Barbara Santoponte vanta un percorso d’eccellenza all’interno dell’Amministrazione Penitenziaria. È, infatti, la prima donna a ricoprire il ruolo di Coordinatrice del Reparto Operativo Mobile in un istituto di massima sicurezza. La sua esperienza è solida e profonda: ha maturato 15 anni di servizio nel GOM (Gruppo Operativo Mobile), distinguendosi per serietà e coraggio in contesti operativi estremamente delicati.
Attualmente, alla guida del Reparto Operativo Mobile, gestisce con alto senso del dovere e padronanza del servizio la sorveglianza di detenuti sottoposti al regime del 41 bis. È proprio questa capacità di coniugare il rigore istituzionale con una non comune sensibilità umana ad aver convinto la commissione ad assegnarle il titolo.
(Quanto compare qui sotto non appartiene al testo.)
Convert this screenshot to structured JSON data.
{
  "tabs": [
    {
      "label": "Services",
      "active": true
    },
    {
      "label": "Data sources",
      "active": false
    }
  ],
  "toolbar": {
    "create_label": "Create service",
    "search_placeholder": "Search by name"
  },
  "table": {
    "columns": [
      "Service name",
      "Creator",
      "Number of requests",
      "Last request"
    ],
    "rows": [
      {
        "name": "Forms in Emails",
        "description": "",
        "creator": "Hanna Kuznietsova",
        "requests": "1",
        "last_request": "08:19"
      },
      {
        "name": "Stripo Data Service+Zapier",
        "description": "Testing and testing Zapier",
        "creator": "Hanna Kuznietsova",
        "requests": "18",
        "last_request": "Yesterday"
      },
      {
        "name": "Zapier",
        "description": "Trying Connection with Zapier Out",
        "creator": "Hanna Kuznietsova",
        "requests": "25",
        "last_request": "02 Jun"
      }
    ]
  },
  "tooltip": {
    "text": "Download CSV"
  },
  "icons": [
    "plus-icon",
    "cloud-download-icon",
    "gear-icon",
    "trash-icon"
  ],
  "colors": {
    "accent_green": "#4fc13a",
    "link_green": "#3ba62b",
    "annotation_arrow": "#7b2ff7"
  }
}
Soddisfazione è stata espressa da Mauro Nardella, segretario nazionale Cnpp-Spp, che ha seguito la crescita professionale dell’ispettrice sin dai tempi del tirocinio a Sulmona:
“Mi sono subito accorto che Barbara di stoffa da vendere, insieme alla sua strabiliante umanità, ne aveva tanta. Non un semplice riconoscimento ma quello di Donna coraggiosa 2026. Lei gestisce detenuti sottoposti al regime 41 bis con un alto senso del dovere e una non comune padronanza del servizio. Complimenti Ispettrice Santoponte e complimenti a chi ha avuto la capacità di vedere in lei una servitrice dello Stato ancora prima che ineguagliabile cittadina”.
Il premio sottolinea l’importanza del ruolo femminile nelle forze dell’ordine, specialmente in settori ad alto rischio, celebrando una figura che l’Italia può vantare tra i suoi più valorosi rappresentanti.